Leary, speaking to crowd of college and professional journalists at the SPJ Region 1 Mark of Excellence Awards lunch at Temple University on April 25, said that while the traditional newspaper business continues to falter, as the combination of a deep recession and the loss of classified ads to online competitors turns old revenue models on their heads, he doesn’t think the solution is with the Web alone.
The Internet is not necessarily the answer to monetizing the news.
So what is the answer? No one knows for sure, he says, but it will likely include paid premium content. No matter what, he said, print will be an important component.
As for jobs, it’s an old message: He expects reporters to be literate in the Web while learning to use video.
And while everyday people in the right place at the right time, such as during Israel’s invasion of Lebanon and the London subway bombing, increasingly disseminate important information faster than traditional news outlets, Leary says there will always be a place for watchdog journalism.
There is certain news that happens right in front of you. And then there are things people don’t want you to find out about. Uncovering secrets to help change society keeps journalists the guarantors of our freedoms.
PCLI board members Carl Corry and Dominick Miserandino attended this weekend’s SPJ Region 1 Spring Conference at Temple University in Philadephia on behalf of the board. Here are some highlights.
Live and silent auctions raised $988 for the Region 1 Fund, which supports expenses by the Regional Director, who represents more than 1,000 SPJ members in Region 1 — comprised of New England, New York, New Jersey and western parts of Pennsylvania — and helps to establish chapters in the Northeast. Auction items included a trip to four-day trip Orlando, Fla., a $200 certificate to a top Philly restaurant, an original, signed Walt Handelman cartoon and a ride on News 12 Long Island’s helicopter.

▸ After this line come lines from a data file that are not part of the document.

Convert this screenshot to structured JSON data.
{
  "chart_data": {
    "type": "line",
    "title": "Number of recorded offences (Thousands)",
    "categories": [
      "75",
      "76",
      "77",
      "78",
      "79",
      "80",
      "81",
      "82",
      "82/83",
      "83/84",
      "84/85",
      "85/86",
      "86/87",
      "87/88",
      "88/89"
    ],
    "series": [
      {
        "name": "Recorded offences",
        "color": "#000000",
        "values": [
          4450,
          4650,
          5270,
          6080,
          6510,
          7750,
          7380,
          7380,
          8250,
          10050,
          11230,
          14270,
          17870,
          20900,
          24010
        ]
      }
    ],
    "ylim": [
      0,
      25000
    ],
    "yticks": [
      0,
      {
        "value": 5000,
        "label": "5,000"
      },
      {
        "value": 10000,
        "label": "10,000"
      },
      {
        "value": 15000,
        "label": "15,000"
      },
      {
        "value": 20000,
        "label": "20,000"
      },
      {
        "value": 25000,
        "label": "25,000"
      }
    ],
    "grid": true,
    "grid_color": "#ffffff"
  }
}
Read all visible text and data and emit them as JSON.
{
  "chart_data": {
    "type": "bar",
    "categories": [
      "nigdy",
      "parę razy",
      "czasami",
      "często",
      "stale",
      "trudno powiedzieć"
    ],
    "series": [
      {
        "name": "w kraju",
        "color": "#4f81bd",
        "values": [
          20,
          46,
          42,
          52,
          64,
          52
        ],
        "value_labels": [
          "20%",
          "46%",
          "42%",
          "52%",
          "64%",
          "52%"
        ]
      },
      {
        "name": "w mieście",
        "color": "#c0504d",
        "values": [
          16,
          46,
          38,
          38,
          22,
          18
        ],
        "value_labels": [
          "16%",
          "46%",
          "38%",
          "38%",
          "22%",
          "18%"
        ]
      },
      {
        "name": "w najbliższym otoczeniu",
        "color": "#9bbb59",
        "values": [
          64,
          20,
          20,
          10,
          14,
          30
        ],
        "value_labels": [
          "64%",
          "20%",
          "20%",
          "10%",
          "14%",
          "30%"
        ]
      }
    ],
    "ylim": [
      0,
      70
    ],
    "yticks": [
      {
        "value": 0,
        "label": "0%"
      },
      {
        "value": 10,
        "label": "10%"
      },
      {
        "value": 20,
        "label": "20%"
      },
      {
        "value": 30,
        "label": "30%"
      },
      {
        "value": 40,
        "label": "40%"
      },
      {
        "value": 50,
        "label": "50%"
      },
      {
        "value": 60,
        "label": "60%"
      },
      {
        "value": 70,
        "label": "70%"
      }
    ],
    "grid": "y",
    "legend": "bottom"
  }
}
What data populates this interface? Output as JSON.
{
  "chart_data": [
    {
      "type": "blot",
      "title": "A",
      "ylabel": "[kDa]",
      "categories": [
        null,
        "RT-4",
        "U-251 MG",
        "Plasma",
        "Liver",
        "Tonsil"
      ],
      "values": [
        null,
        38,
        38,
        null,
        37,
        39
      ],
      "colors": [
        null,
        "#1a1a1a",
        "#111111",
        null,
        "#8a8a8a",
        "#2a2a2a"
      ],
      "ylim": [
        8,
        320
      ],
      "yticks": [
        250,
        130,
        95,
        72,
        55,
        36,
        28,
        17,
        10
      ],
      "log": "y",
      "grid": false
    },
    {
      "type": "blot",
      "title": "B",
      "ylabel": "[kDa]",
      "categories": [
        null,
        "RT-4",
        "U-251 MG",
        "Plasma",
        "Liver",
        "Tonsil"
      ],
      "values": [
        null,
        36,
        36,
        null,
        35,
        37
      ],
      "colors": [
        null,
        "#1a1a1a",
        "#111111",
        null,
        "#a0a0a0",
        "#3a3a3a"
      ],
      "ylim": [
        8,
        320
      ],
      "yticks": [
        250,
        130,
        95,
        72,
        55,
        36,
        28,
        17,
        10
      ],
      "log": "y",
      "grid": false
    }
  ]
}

Starting in 2011, SPJ will be teaming up with the Radio-Television News Directors Association for a joint national convention in an effort to stop competing for speakers and resources. SPJ President David Aeikens said the goal is to gradually add more journalism group to the mix for the event to become the No. 1 source for professional development. Aeikens stressed that SPJ’s traditions, including the elections, debates, awards dinner and presidential installation, would not be compromised.
The Deadline Club, SPJ’s New York Chapter, proposed hosting the 2010 Spring Regional Conference in New York as a joint effort with Connecticut and New Jersey. They called it an intrachapter regional. Pending approval by the individual boards, New York would spearhead the effort.
Aeikens mentioned that National could run future regionals. He even said the national board is considering doing away with regionals entirely. In the end, the NY proposal won out, contingent on approval by the boards of the three chapters. The next would likely be in Boston, and we may test National running the show there.
Aiekens said the SPJ Executive Board will be considering a retool of the Star Ranking system for regions at its May 15 meeting.
This year’s National Conference will be held Aug. 27-30 in Indianapolis to celebrate SPJ’s centennial anniversary. SPJ was founded in 1909 in Greencastle, Ind.